El solitario. El borracho. El
enfant terrible
del grupo. Pero, junto con Waaler, el mejor investigador del sexto piso. De no ser por esa circunstancia, y por el hecho de que, a lo largo de los años, Bjarne Møller había desarrollado una inclinación perversa a jugarse el cuello por ese gran agente alcoholizado, Harry Hole habría sido expulsado del Cuerpo de Policía hacía tiempo. En condiciones normales, Harry habría sido el primero al que Møller habría llamado para un trabajo como aquél, pero las condiciones no eran normales.

O mejor dicho, eran más anormales que de costumbre.

Las cosas terminaron por complicarse del todo cuatro semanas atrás.
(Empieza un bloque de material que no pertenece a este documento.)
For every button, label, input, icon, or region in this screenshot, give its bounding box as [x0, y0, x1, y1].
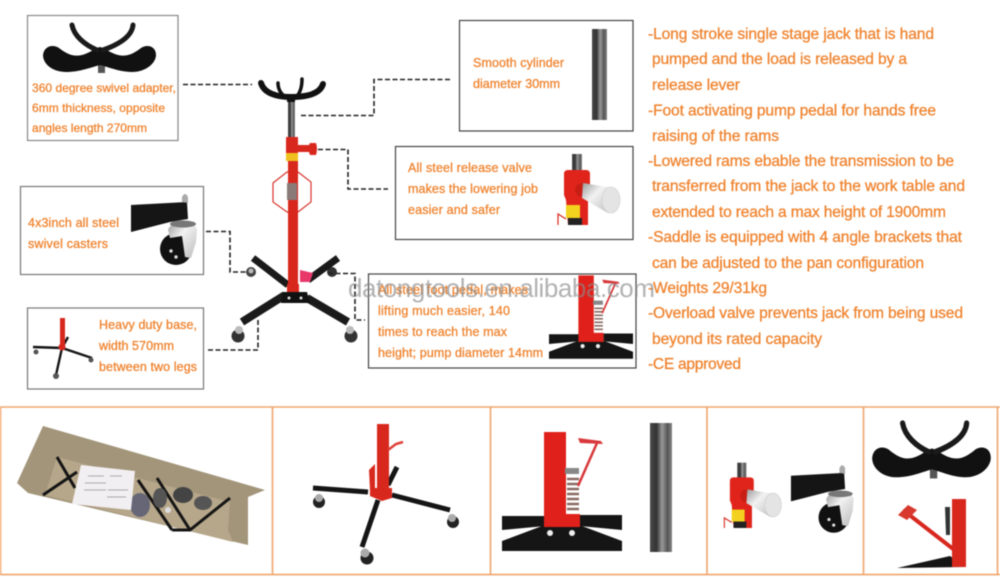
photo strip frame: [0, 407, 1000, 575]
cylinder text: Smooth cylinder: [473, 56, 564, 70]
feature list: -Lowered rams ebable the transmission to be: [648, 153, 954, 170]
jack pump pedal: [300, 270, 313, 282]
photo: valve close-up: [724, 463, 781, 528]
casters text: [28, 216, 119, 251]
foot pedal text: [378, 283, 543, 360]
release valve text: makes the lowering job: [408, 182, 538, 196]
release valve text: easier and safer: [408, 203, 500, 217]
photo: cardboard box: [17, 426, 265, 545]
watermark: datongtools.en.alibaba.com: [348, 273, 655, 303]
icon: valve: [558, 154, 620, 225]
casters text: 4x3inch all steel: [28, 216, 119, 230]
photo: three-leg base: [313, 424, 459, 564]
photo: foot pedal close-up: [502, 432, 622, 551]
feature list: -Foot activating pump pedal for hands free: [648, 102, 936, 120]
panel: smooth cylinder: [460, 20, 633, 131]
panel: release valve: [396, 146, 633, 240]
cylinder text: diameter 30mm: [473, 77, 560, 91]
release valve text: [408, 161, 538, 217]
photo: caster close-up: [791, 465, 854, 533]
icon: small base: [33, 318, 94, 379]
feature list: -Saddle is equipped with 4 angle brackets that: [648, 229, 963, 246]
main jack product: [232, 79, 358, 342]
feature list: [648, 26, 965, 373]
jack handle: [273, 172, 311, 212]
jack red column: [286, 137, 299, 292]
feature list: -Long stroke single stage jack that is hand: [648, 26, 934, 43]
photo: saddle close-up: [872, 423, 991, 478]
feature list: -Weights 29/31kg: [648, 280, 767, 297]
release valve text: All steel release valve: [408, 161, 532, 175]
icon: pedal: [549, 275, 633, 359]
photo: pedal side view: [897, 499, 966, 568]
icon: caster: [131, 194, 197, 265]
foot pedal text: height; pump diameter 14mm: [378, 346, 543, 360]
panel: swivel adapter: [28, 16, 178, 140]
base text: between two legs: [99, 360, 197, 374]
panel: casters: [20, 186, 204, 274]
swivel adapter text: [32, 81, 176, 135]
base text: [98, 318, 197, 374]
base text: Heavy duty base,: [99, 318, 197, 332]
jack release valve: [298, 143, 317, 155]
jack ram rod: [288, 100, 295, 138]
feature list: extended to reach a max height of 1900mm: [652, 204, 946, 221]
feature list: transferred from the jack to the work table and: [652, 178, 965, 195]
casters text: swivel casters: [28, 237, 108, 251]
feature list: pumped and the load is released by a: [652, 51, 907, 68]
feature list: raising of the rams: [652, 128, 779, 145]
feature list: beyond its rated capacity: [652, 331, 822, 348]
jack saddle: [261, 79, 323, 102]
cylinder text: [473, 56, 564, 91]
instruction sheet: [72, 465, 135, 510]
feature list: -Overload valve prevents jack from being used: [648, 305, 963, 322]
dashed connector lines: [183, 80, 450, 350]
photo: cylinder: [650, 423, 672, 552]
panel: heavy duty base: [28, 308, 204, 389]
swivel adapter text: angles length 270mm: [32, 121, 147, 135]
swivel adapter text: 6mm thickness, opposite: [32, 101, 165, 115]
feature list: release lever: [652, 77, 740, 94]
swivel adapter text: 360 degree swivel adapter,: [32, 81, 176, 95]
icon: saddle: [43, 25, 156, 73]
feature list: can be adjusted to the pan configuration: [652, 255, 924, 272]
base text: width 570mm: [98, 339, 174, 353]
foot pedal text: All steel foot pedal, makes: [378, 283, 528, 297]
jack base legs: [232, 258, 358, 342]
panel: foot pedal: [368, 274, 636, 368]
icon: cylinder: [592, 29, 607, 120]
foot pedal text: times to reach the max: [378, 325, 508, 339]
feature list: -CE approved: [648, 356, 741, 373]
foot pedal text: lifting much easier, 140: [378, 304, 510, 318]
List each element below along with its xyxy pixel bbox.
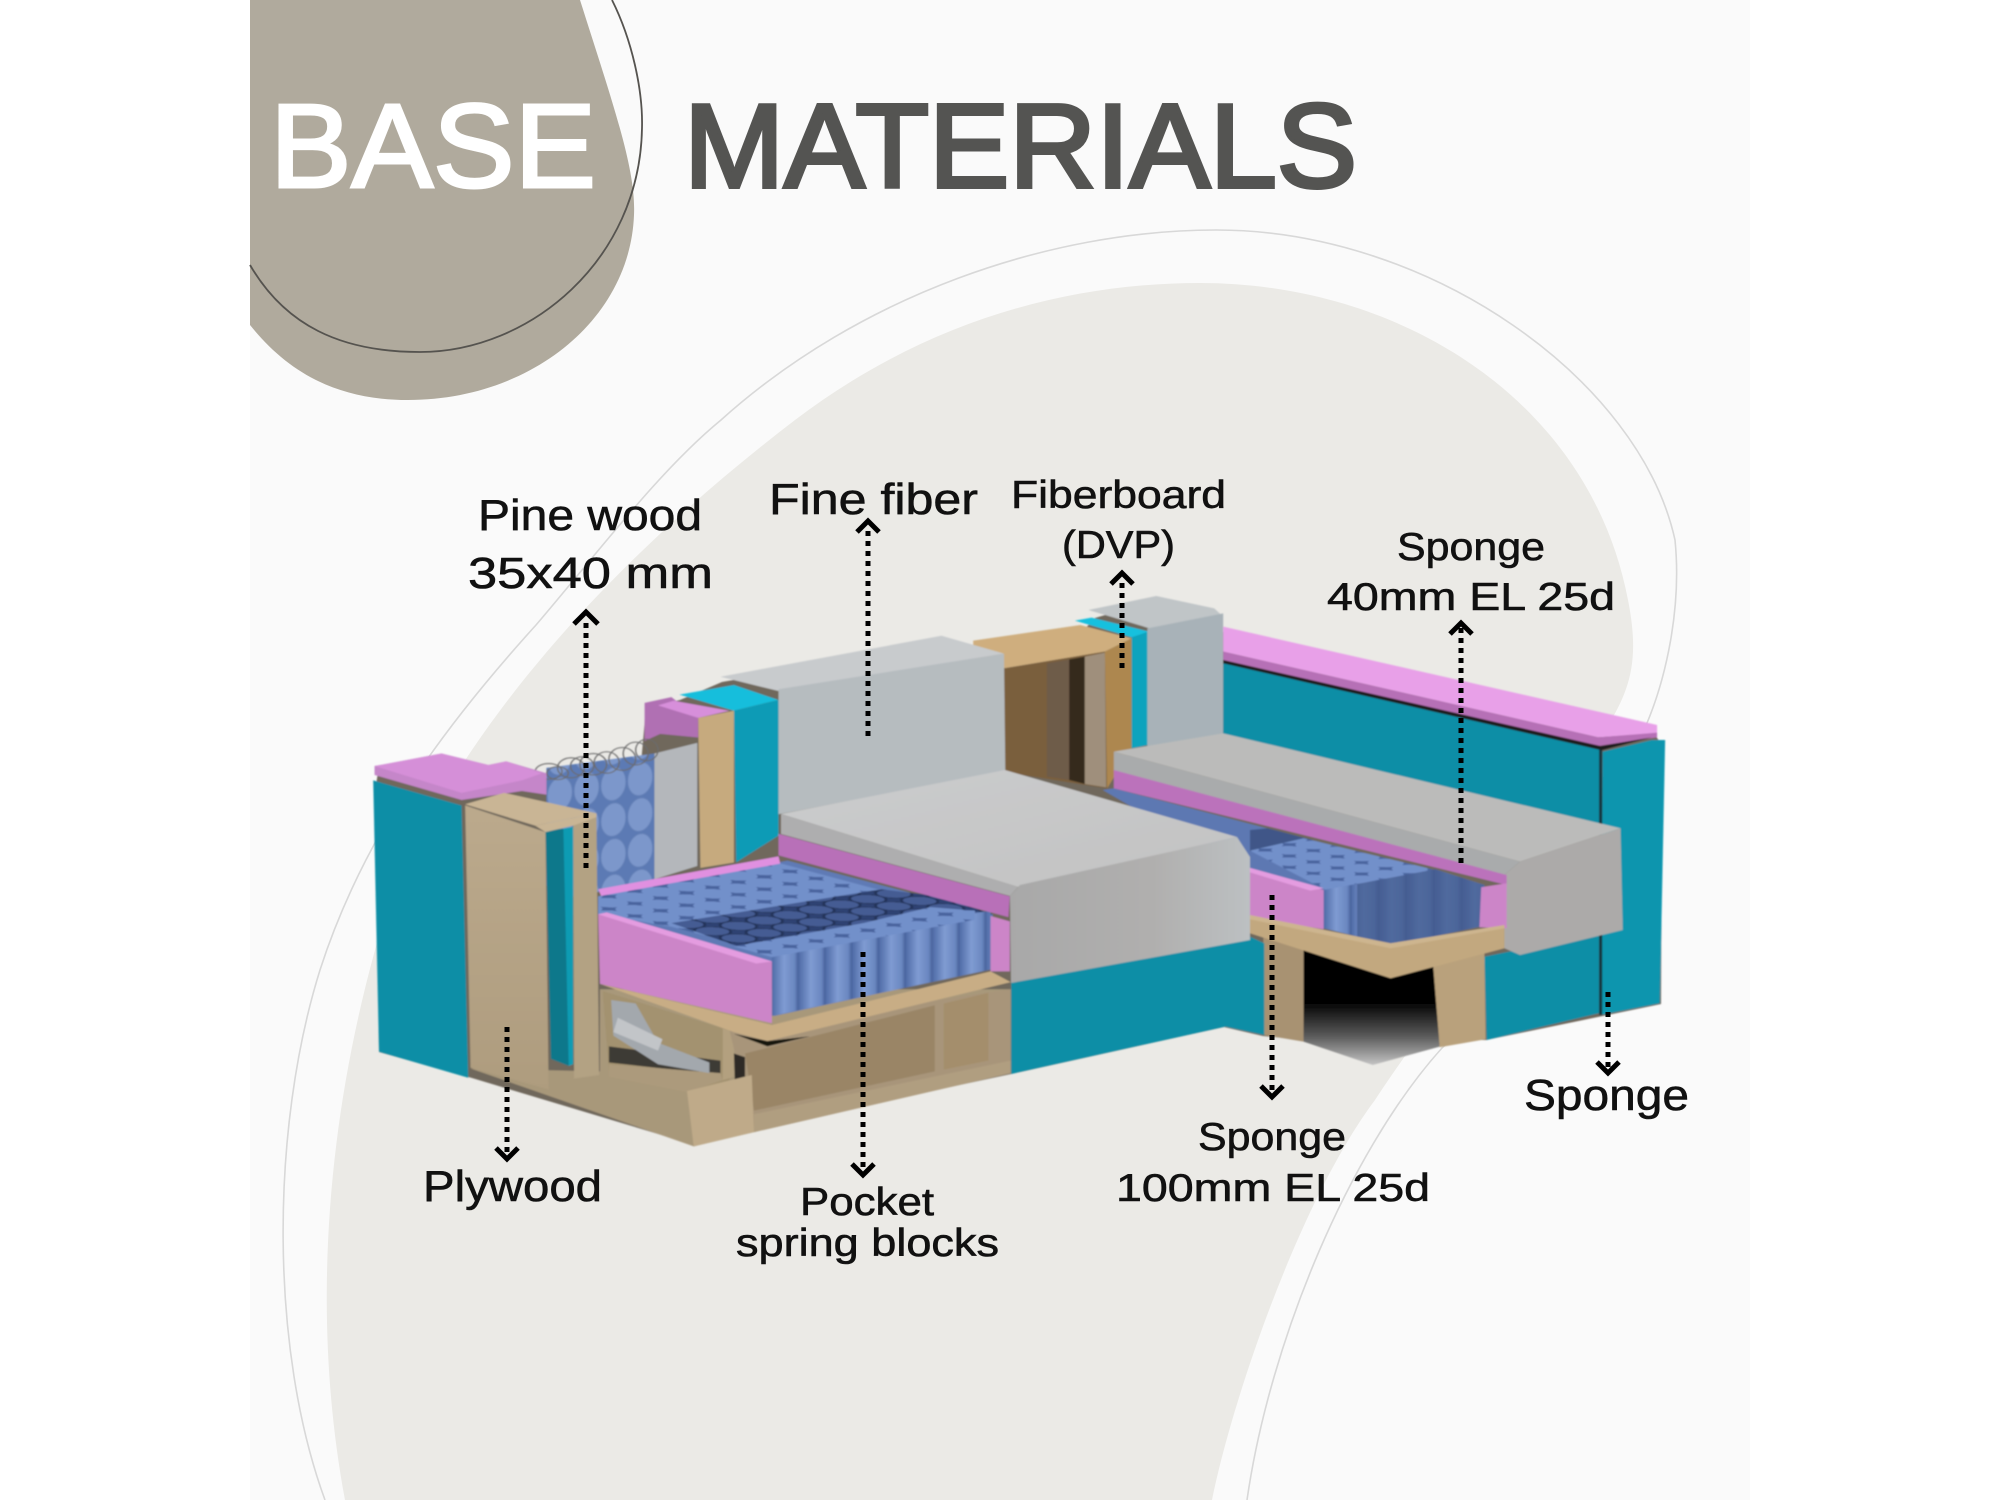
plywood floor [471, 989, 1011, 1146]
rear section: shelf, pillar, backrest [973, 596, 1665, 1074]
label: sponge 40mm: Sponge [1397, 526, 1545, 569]
left section: armrest, frame, springs [373, 636, 1011, 1146]
label: sponge 40mm [1327, 526, 1615, 619]
centre seat cushion [781, 770, 1250, 983]
label: sponge 40mm: 40mm EL 25d [1327, 576, 1615, 619]
arrow: pocket spring blocks [852, 952, 874, 1175]
label: sponge 100mm [1116, 1116, 1430, 1210]
under-seat box [729, 989, 1011, 1132]
sofa cutaway illustration [373, 596, 1665, 1146]
label: fiberboard: Fiberboard [1011, 474, 1226, 517]
mechanism compartment [603, 991, 729, 1091]
tan corner circle [250, 0, 634, 400]
label: pine wood: Pine wood [478, 491, 702, 540]
label: pocket spring blocks [736, 1181, 999, 1265]
coil springs top [535, 739, 658, 780]
arrow: fine fiber [857, 521, 879, 736]
label: fiberboard [1011, 474, 1226, 567]
label: sponge outer: Sponge [1524, 1071, 1689, 1120]
title: BASE: BASE [270, 80, 596, 213]
label: pocket spring blocks: Pocket [800, 1181, 934, 1224]
label: plywood: Plywood [423, 1162, 602, 1211]
arrow: plywood [496, 1027, 518, 1159]
sofa silhouette underlay [376, 600, 1662, 1145]
title: MATERIALS: MATERIALS [684, 80, 1357, 213]
page panel background [250, 0, 1750, 1500]
arrow: sponge 100mm [1261, 895, 1283, 1097]
label: fiberboard: (DVP) [1062, 524, 1175, 567]
thin outline curve [283, 230, 1677, 1500]
label: pine wood: 35x40 mm [468, 549, 713, 598]
background blob [327, 283, 1633, 1500]
corner circle outline [250, 0, 642, 352]
label: sponge 100mm: 100mm EL 25d [1116, 1167, 1430, 1210]
arrow: sponge 40mm [1450, 623, 1472, 863]
arrow: fiberboard [1111, 573, 1133, 668]
label: pocket spring blocks: spring blocks [736, 1222, 999, 1265]
label: sponge 100mm: Sponge [1198, 1116, 1346, 1159]
label: fine fiber: Fine fiber [769, 475, 978, 524]
label: pine wood [468, 491, 713, 598]
arrow: pine wood [574, 612, 598, 868]
arrow: sponge outer [1597, 992, 1619, 1073]
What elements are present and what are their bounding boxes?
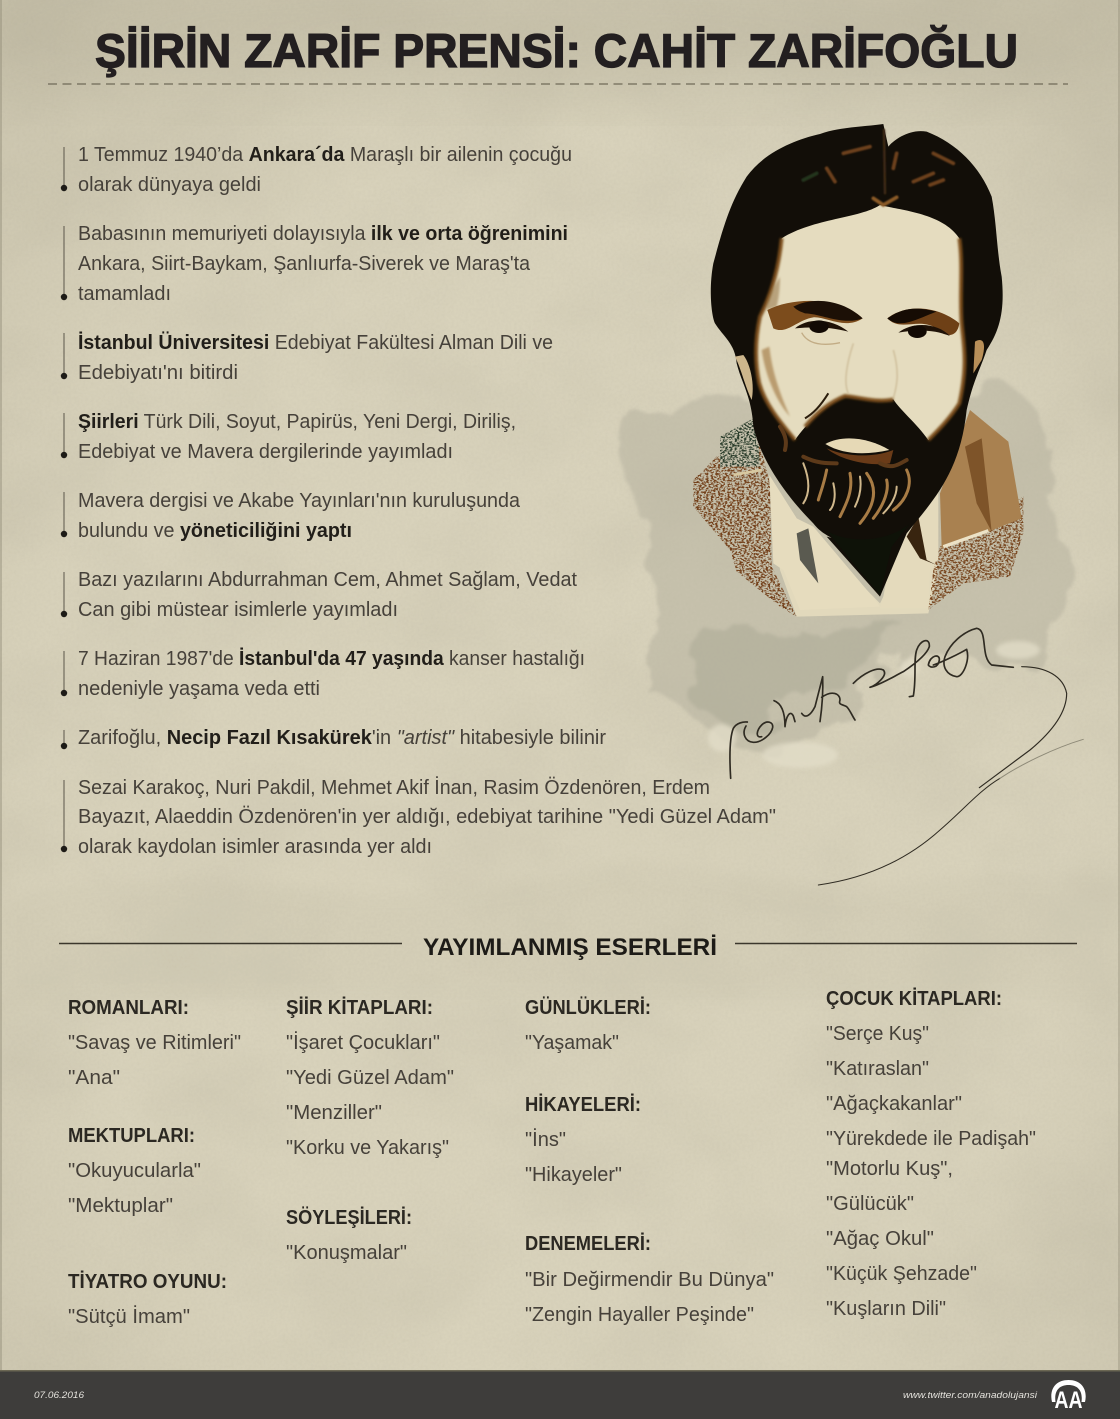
cheek and temple shading — [762, 347, 790, 417]
scratchy jacket texture — [693, 417, 1023, 617]
bio item 3 — [61, 331, 553, 384]
bio item 8: Zarifoğlu, Necip Fazıl Kısakürek'in "artist" hitabesiyle bilinir — [78, 727, 606, 749]
bio item 5: bulundu ve yöneticiliğini yaptı — [78, 520, 352, 542]
column 4: children's books: "Motorlu Kuş", — [826, 1158, 953, 1180]
column 1: novels, letters, play: "Savaş ve Ritimleri" — [68, 1032, 241, 1054]
column 3: diaries, stories, essays: DENEMELERİ: — [525, 1232, 651, 1255]
ear left — [735, 355, 753, 400]
column 2: poetry, interviews: SÖYLEŞİLERİ: — [286, 1206, 412, 1229]
bio item 7 — [61, 647, 585, 700]
column 2: poetry, interviews — [286, 996, 454, 1264]
column 1: novels, letters, play: "Sütçü İmam" — [68, 1305, 190, 1328]
ink wash behind portrait and signature — [620, 380, 1070, 746]
bio item 2: Ankara, Siirt-Baykam, Şanlıurfa-Siverek ve Maraş'ta — [78, 253, 531, 275]
column 4: children's books — [826, 987, 1036, 1320]
bio item 1: olarak dünyaya geldi — [78, 174, 261, 196]
column 4: children's books: "Katıraslan" — [826, 1058, 929, 1080]
bio item 6 — [61, 569, 577, 621]
shirt collars — [769, 475, 880, 610]
column 2: poetry, interviews: "Konuşmalar" — [286, 1242, 407, 1264]
bio item 4 — [61, 411, 516, 463]
column 1: novels, letters, play: "Ana" — [68, 1067, 120, 1089]
bio item 1 — [61, 144, 572, 196]
bio item 7: 7 Haziran 1987'de İstanbul'da 47 yaşında kanser hastalığı — [78, 647, 585, 670]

En efecto, desde que, el pasado invierno, retomó el viejo asunto del asesinato de su colega Ellen Gjelten, liquidada a golpes a orillas del río Akerselva, Hole había perdido el interés por todos los otros casos. El problema era que el caso de Ellen llevaba ya mucho tiempo resuelto, pero Harry se mostraba cada vez más obsesionado hasta el punto de que Møller empezó a preocuparse por su salud mental. La situación había llegado al límite hacía un mes, cuando Harry se presentó en su despacho y le expuso su teoría sobre una espeluznante conspiración. Sin embargo, en resumidas cuentas, resultó que no disponía de pruebas que hicieran plausibles sus fantasiosas acusaciones contra Tom Waaler.

A partir de aquel momento, Harry desapareció sin más. Al cabo de unos días, Møller llamó al restaurante Schrøder, donde le confirmaron lo que ya temía, que Harry había recaído de nuevo. Møller incluyó a Harry en la lista de los que estaban de vacaciones, para encubrir su ausencia. Una vez más. Por regla general, Harry terminaba dando señales de vida a la semana de ausentarse. En esta ocasión habían transcurrido cuatro. Se le habían terminado las vacaciones.

Møller miró al auricular del teléfono, se levantó y se colocó junto a la ventana. Eran las cinco y media y, aun así, el parque que se extendía ante la comisaría estaba casi vacío, con la única presencia de algún amante del sol ocioso que desafiaba al calor. En la plaza de Grønlandsleiret no había más que unos tenderos solitarios bajo los toldos de sus quioscos con sus verduras por toda compañía. Hasta los coches —cero atascos de hora punta— circulaban más despacio. Møller se alisó el pelo hacia atrás, una costumbre de toda la vida, aunque su mujer le había advertido que debía dejarlo, porque la gente podía sospechar que estuviera colocándose bien la cortinilla. ¿De verdad que no tenía más alternativa que Harry? Møller siguió con la vista a un hombre que bajaba haciendo eses por Grønlandsleiret. «Apuesto a que intenta entrar en el Raven. Apuesto a que no se lo permiten. Apuesto a que terminará en el Boxer. El mismo lugar en que se puso punto final al caso de Ellen. Y quizá también a la carrera policial de Harry Hole.» Møller se sentía bajo presión, tenía que tomar una decisión sobre cómo resolver el problema «Harry». Pero eso sería a largo plazo, ahora debía centrarse en aquel caso.